Tumor mutation burden analysis in a 5,660 cancer patient cohort reveals cancer type-specific mechanisms for high mutation burden.

Abstract

2589 Background: Tumor mutation burden (TMB), calculated by whole-exome sequencing (WES) or large NGS panels, has an important association with immunotherapy responses. Elucidating the underlying biological mechanisms of high TMB might help develop more precise and effective means for TMB and immunotherapy response prediction. Meanwhile, the landscape of TMB across different cancer types and its association with other molecular features have not been well investigated in large cohorts in China. Methods: Cancer patients whose fresh tissue (n = 1556), formalin-fixed, paraffin-embed (FFPE) specimen (n = 1794), and pleural fluid (n = 84) were profiled using 295- or 520-gene NGS panel. The association of the TMB status with a series of molecular features and biological pathways was interrogated using bootstrapping. Results: TMB, measured by 295- or 520-cancer-related gene panels, were correlated with WES TMB based on in silico simulation in the TCGA cohort. We compared the TMB landscape across 11 cancer type groups and found the highest average TMB in lung squamous cell carcinoma, whereas the lowest TMB was established in sarcoma. High microsatellite instability, DNA damage response deficiency, and homologous recombination repair deficiency indicated significantly higher TMB. The independent predictive power for TMB of twenty-six biological pathways was tested in 10 cancer groups. FoxO signaling pathway most commonly correlated with low-TMB; significant association was identified in four cancer groups. In contrast, no pathway was significantly correlated with high-TMB in more than two cancer groups. Overall, we discovered that the underlying pathways which may be the main drivers of TMB status varied greatly and sometimes had an opposite association with TMB across different cancer types.

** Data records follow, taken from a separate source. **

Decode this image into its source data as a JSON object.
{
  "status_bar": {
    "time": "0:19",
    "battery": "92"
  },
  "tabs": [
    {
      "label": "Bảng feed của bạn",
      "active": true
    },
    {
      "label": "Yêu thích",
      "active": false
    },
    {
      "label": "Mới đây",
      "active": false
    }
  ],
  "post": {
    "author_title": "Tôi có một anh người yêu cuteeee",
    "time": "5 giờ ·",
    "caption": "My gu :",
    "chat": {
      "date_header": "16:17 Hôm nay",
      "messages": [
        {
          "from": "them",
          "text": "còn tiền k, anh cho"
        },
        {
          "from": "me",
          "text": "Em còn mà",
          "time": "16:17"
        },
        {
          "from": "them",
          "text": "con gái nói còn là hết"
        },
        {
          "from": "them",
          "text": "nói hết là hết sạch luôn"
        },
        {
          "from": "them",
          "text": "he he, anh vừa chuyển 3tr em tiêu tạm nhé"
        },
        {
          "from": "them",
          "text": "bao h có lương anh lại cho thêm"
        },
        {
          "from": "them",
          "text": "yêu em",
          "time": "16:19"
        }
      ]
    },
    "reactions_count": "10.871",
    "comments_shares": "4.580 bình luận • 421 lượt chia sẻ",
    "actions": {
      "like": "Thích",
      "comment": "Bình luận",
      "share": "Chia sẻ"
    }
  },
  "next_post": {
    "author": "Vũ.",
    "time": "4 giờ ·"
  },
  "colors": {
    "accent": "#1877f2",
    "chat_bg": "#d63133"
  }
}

Moreover, we developed a 14- and 22-gene signature for TMB prediction for LUAD and LUSC, respectively, with only 10 genes shared by both signatures, indicating a histology-specific mechanism for driving high-TMB in lung cancer. Conclusions: The findings extended the knowledge of the underlying biological mechanisms for high TMB and might be helpful for developing more precise and accessible TMB assessment panels and algorithms in more cancer types.